Edition: MacMillan, 1982
Review number: 683
Short stories of variable quality make up The Day's Work; it contains some of Kipling's best writing alongside some of his worst. The stories have no feature common to them all; most are set away from India, most have non-human characters - animals or machines are anthropomorphised.
To take the poor stories first, .007 (about railway locomotives) and A Walking Delegate (about horses and Communism) seem twee; the two entitled William the Conqueror are dull and have a sentimentalised ending which makes it obvious that they were originally written for the Christmas market.

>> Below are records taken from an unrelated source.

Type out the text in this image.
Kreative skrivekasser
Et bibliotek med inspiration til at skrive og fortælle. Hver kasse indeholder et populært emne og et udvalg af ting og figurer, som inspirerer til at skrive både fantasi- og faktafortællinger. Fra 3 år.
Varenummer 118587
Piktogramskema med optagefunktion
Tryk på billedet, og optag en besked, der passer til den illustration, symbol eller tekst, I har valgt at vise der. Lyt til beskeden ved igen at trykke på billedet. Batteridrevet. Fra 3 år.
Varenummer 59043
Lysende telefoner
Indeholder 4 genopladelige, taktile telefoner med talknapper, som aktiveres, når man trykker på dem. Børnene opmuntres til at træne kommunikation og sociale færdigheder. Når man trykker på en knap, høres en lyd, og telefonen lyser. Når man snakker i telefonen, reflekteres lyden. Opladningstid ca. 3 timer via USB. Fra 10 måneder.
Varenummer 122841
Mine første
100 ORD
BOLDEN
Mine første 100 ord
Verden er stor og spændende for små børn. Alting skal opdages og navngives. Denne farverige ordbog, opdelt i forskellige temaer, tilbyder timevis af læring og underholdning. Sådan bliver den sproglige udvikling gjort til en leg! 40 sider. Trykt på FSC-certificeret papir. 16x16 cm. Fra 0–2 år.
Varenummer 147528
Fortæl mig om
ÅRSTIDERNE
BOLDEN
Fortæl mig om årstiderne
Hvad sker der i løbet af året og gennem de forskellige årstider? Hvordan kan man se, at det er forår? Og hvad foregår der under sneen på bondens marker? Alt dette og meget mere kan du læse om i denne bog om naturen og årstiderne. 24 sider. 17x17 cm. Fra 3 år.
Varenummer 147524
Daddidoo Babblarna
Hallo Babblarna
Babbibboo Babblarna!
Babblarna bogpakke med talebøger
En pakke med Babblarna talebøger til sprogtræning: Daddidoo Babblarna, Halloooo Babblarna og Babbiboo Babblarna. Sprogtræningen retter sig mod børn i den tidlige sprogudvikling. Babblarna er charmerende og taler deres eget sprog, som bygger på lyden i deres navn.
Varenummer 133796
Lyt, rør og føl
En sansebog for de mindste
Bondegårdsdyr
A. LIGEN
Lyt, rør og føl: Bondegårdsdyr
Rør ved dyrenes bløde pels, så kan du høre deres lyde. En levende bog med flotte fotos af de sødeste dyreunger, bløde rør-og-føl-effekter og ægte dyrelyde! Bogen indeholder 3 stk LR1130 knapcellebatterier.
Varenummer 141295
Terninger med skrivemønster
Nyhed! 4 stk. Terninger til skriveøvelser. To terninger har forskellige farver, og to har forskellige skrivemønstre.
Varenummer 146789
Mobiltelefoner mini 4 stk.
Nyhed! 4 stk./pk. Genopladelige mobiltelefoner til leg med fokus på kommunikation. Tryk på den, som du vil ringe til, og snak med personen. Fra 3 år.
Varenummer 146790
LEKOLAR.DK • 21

However, these failures are set against the first and last in the collection, The Bridge Builders and The Brushwood Boy. In the latter and in The Maltese Cat, the anthropomorphism succeeds as well as it does in the Jungle Book. (The former is one of Kipling's Indian stories.) The Maltese Cat is an enjoyable tale of a polo match from the point of view of the ponies; it is described on the jacket as the greatest of all polo stories, hardly a genre providing much competition, but it must rank as one of the best descriptions of team sports ever written. Another memorable story is The Ship That Found Herself, an imaginative tale of the maiden voyage of a ship as experienced by the various components which make it up.
The best stories make this a collection worth reading; it is a shame that the quality is so uneven.